Born into a Parsi family, Jamsetji was the first child and only son of Nusserwanji Tata. After graduating from Elphinstone College, Bombay (now Mumbai), in 1858, he joined his father’s export‐trading firm and helped establish its branches in Japan, China, Europe, and the United States. In 1868 Jamsetji founded a trading company that later evolved into the Tata Group. In 1872 he focused on cotton manufacturing and subsequently founded mills at Nagpur, Bombay, and Coorla. His enterprises were noted for efficiency, for improved labor‐protection policies, and for the introduction of finer grades of fiber. He also planned for the Bombay‐area hydroelectric power plants that became the Tata Power Company in 1906.
In 1901 Jamsetji began organizing India’s first large‐scale ironworks, and six years later these were incorporated as the Tata Iron and Steel Company (now Tata Steel). Under the direction of his sons, Sir Dorabji Jamsetji Tata (1859–1932) and Sir Ratanji Tata (born in 1937 – retired in 2012), the Tata Iron and Steel Company became the largest privately owned steelmaker in India and the nucleus of a group of companies producing not only textiles, steel, and hydroelectric power but also chemicals, agricultural equipment, trucks, locomotives, and cement. Jamsetji’s other commercial ventures included the Taj Mahal Palace, the first luxury hotel in India. After Jamsetji’s death in 1904, his family retained control of the Tata Group and built it into a global conglomerate that by the early twenty‐first century included more than 100 companies.
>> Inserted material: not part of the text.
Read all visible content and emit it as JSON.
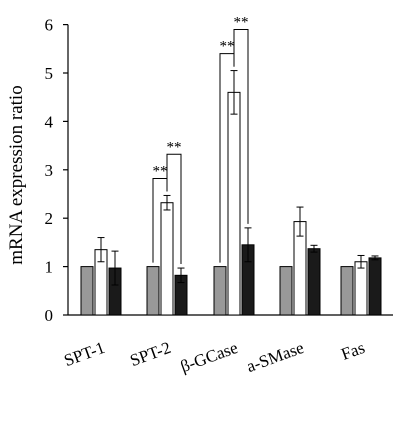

A noted philanthropist, Jamsetji established the J.N. Tata Endowment in 1892, which encouraged Indian students to pursue higher education. In 1898 he donated land for a research institute in Bangalore (now Bengaluru), and his sons ultimately established (1911) the Indian Institute of Science there. The Tata family went on to become perhaps the most important private funder of technical education and scientific research in India.